Ocelot Magazine Record Reviews October 2018

Palm Rose – Daydreams EP

There is already quite a murmur going around the local scene about Palm Rose, and if you have been lucky enough to catch them live already you will understand why. If you have missed this pleasure so far, then catch up with their debut EP, as it is a superb piece of woozy dream pop, loaded with pulsating rhythms, soaring melodies and some quality song writing. In fact, all the musical ingredients of classic Oxford musical output are in place including judicious use of synths and keys, driving bass, clean guitars and breathy vocals plus strong dynamic awareness with considered use of silence. Except, these guys are from Swindon. How has that happened?

Happen it has though, and Palm Rose remind me of some of my favourite Oxford artists of the last 5 years. I expect to see them wear a furrow in the A420 before long.

Will Lawton & Weasel Howlett – Fossils of the Mind

Wiltshire duo Will and Weasel have conjured up something unique with this debut album. Starting with a spoken word piece borrowed from the ever-eloquent Robin Ince that has been set to a rolling piano piece and drum and bass groove is a strange but wonderful false start. It is with track 2, Hope, that you start to get a better idea of what the guys are all about – piano driven folky Americana with an interesting anthemic pop edge and stabs of urban beats. Perhaps this is what Tom O’Dell fronting Wilco would sound like if produced by Roni Size?

Regardless of how chaotic this sounds, it works.
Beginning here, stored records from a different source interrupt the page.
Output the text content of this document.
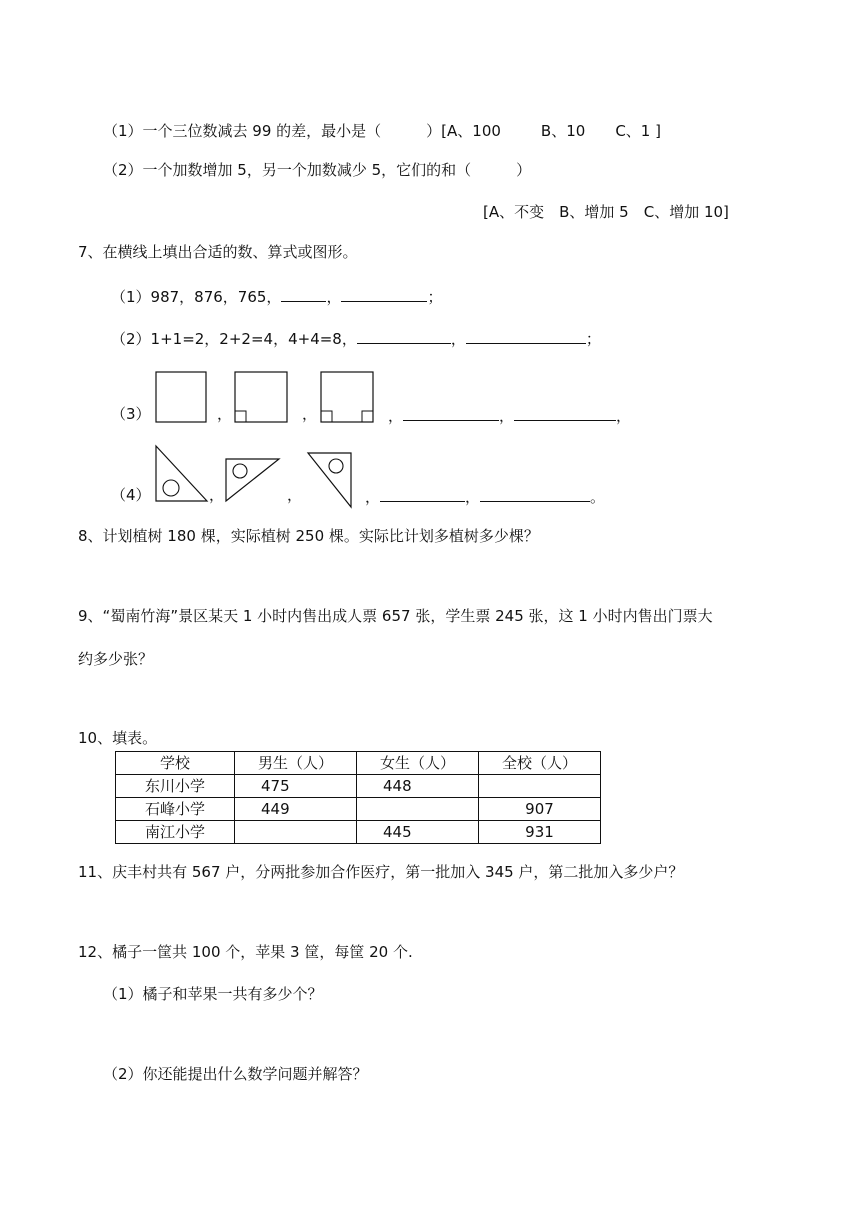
（1）一个三位数减去 99 的差，最小是（　　　）[A、100	B、10 C、1 ]
（2）一个加数增加 5，另一个加数减少 5，它们的和（　　　）
[A、不变　B、增加 5　C、增加 10]
7、在横线上填出合适的数、算式或图形。
（1）987，876，765，	，	；
（2）1+1=2，2+2=4，4+4=8，	，	；
（3）	，	，	，	，	，
（4）	，	，	，	，	。
8、计划植树 180 棵，实际植树 250 棵。实际比计划多植树多少棵？
9、“蜀南竹海”景区某天 1 小时内售出成人票 657 张，学生票 245 张，这 1 小时内售出门票大
约多少张？
10、填表。
学校	男生（人）	女生（人）	全校（人）
东川小学	475	448	
石峰小学	449		907
南江小学		445	931
11、庆丰村共有 567 户，分两批参加合作医疗，第一批加入 345 户，第二批加入多少户？
12、橘子一筐共 100 个，苹果 3 筐，每筐 20 个.
（1）橘子和苹果一共有多少个？
（2）你还能提出什么数学问题并解答？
I mean it really works. This is refreshing, fascinating and exciting and a project I am going to be keeping a very close eye on to see how it develops. I suggest you do the same.

Master of None – Master of None

This debut solo release from Little Red’s Ian Mitchell is not what you expect musically. However, it does confirm where the darkness in the song writing of his main band originates from, for this is a very dark and nasty little record indeed – the self-claimed influence of Nick Cave and Tom Waits is indeed writ large all over it.

As well as being loaded with shadowy lyrics and themes, there is a serious schizophrenia going on, as the music careers wildly between musical and vocal styles, from soft ballads to raging rants, electro pop to irish jigs. If you listen closely, you can even hear the kitchen sink. However, there is a twisted coherency to it all, an ongoing thread of fucked up-ness for want of a better phrase, that gives it an almost coherent narrative, albeit one dredged up from the bottom of a particularly murky lake of liquid LSD. It is a narrative that deals explicitly with alcoholism, substance abuse, sex, debt, death and mental illness by framing it with some deliciously lo-fi, eclectic, erratic noise in a serious assault on your soul.

As Ian himself has stated, this was written and recorded “to challenge the listener from the ground up. No brief. No limits. No restrictions. No apologies.” It is not for the faint of heart, that is for sure.